Considered one of the best animation directors in the industry, Yoshimatsu, who was a guest at the recently concluded Sharjah Animation Conference, is known for his work on some of the world’s most popular anime series.

His portfolio of work as a director and a character designer includes Trigun, Ninja Scroll: The Series and Hunter X Hunter.

“From the beginning, when I was young, I was in love with drawing characters or pictures,” he says. “I was thinking … I don't have to be rich, but as long as I can put food on the table I would love to be a manga artist or an anime artist.”

Globally, Yoshimatsu is best known for his work as a key animator on Dragon Ball and Dragon Ball Z. Based on the original manga series of the same name by Akira Toriyama, the TV series aired in Japan from 1989 to 1996 and has since been dubbed and aired around the world.

Translating manga into moving images can be a complex process that takes a whole team of talented people, Yoshimatsu explains.

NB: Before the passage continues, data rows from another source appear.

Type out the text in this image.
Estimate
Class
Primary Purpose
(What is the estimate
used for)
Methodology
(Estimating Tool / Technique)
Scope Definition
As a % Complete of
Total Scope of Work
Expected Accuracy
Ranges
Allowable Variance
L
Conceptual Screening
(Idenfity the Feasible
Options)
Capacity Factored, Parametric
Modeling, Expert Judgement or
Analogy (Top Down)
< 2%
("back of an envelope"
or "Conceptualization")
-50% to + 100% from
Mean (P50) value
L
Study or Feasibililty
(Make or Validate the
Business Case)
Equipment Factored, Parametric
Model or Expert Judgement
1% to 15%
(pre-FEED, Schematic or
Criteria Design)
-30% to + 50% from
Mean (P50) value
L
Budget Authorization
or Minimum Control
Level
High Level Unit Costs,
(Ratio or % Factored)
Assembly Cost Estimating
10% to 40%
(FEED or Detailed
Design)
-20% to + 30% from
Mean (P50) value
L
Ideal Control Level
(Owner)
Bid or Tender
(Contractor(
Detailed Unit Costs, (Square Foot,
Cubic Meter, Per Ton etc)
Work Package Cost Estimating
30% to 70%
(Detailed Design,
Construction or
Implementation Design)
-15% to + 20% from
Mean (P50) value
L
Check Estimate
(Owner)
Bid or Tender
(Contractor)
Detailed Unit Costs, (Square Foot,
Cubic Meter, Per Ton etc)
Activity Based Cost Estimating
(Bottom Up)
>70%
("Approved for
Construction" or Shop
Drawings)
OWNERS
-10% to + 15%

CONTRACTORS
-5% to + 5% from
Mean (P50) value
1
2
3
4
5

As an animator who has created a number of memorable characters, Yoshimatsu stresses the importance of artists thinking about their audiences while creating stories.

“The main point is that when I draw, I don't draw for myself, I draw for people to enjoy,” he says. “Whenever I draw something I put my feelings, I put myself into it. However, I'm also doing it for other people too so it's kind of within me and the audience.”

One of the reasons Yoshimatsu has had a prolific and successful career as an animator is that aside from thinking about his intended audience, he is always aware of what young animators are doing and what is trending in the animation world and incorporating it into his work.

“The new art that comes from the young people can be very surprising,” he says.

“Because Japanese trends in anime keeps changing with the times and me as an artist who is over 50 years, seeing what the new artists are creating, seeing something new, is different and surprising and I have to follow the trend, I have to keep up with what's happening.”

He's also curious about the emergence of artificial intelligence and its use in animation.

“I don’t think that AI will affect animation in the way people think,” he says. “I find it interesting and I’d like to see how people would see or use AI.”

Because what it comes down to, he adds, is capturing your audience's attention through storytelling.

“You need to combine image, sound, and the goal of a story together,” he says. “And you have to also make it entertaining, and only then will you be able to create an emotional reaction in the audience.”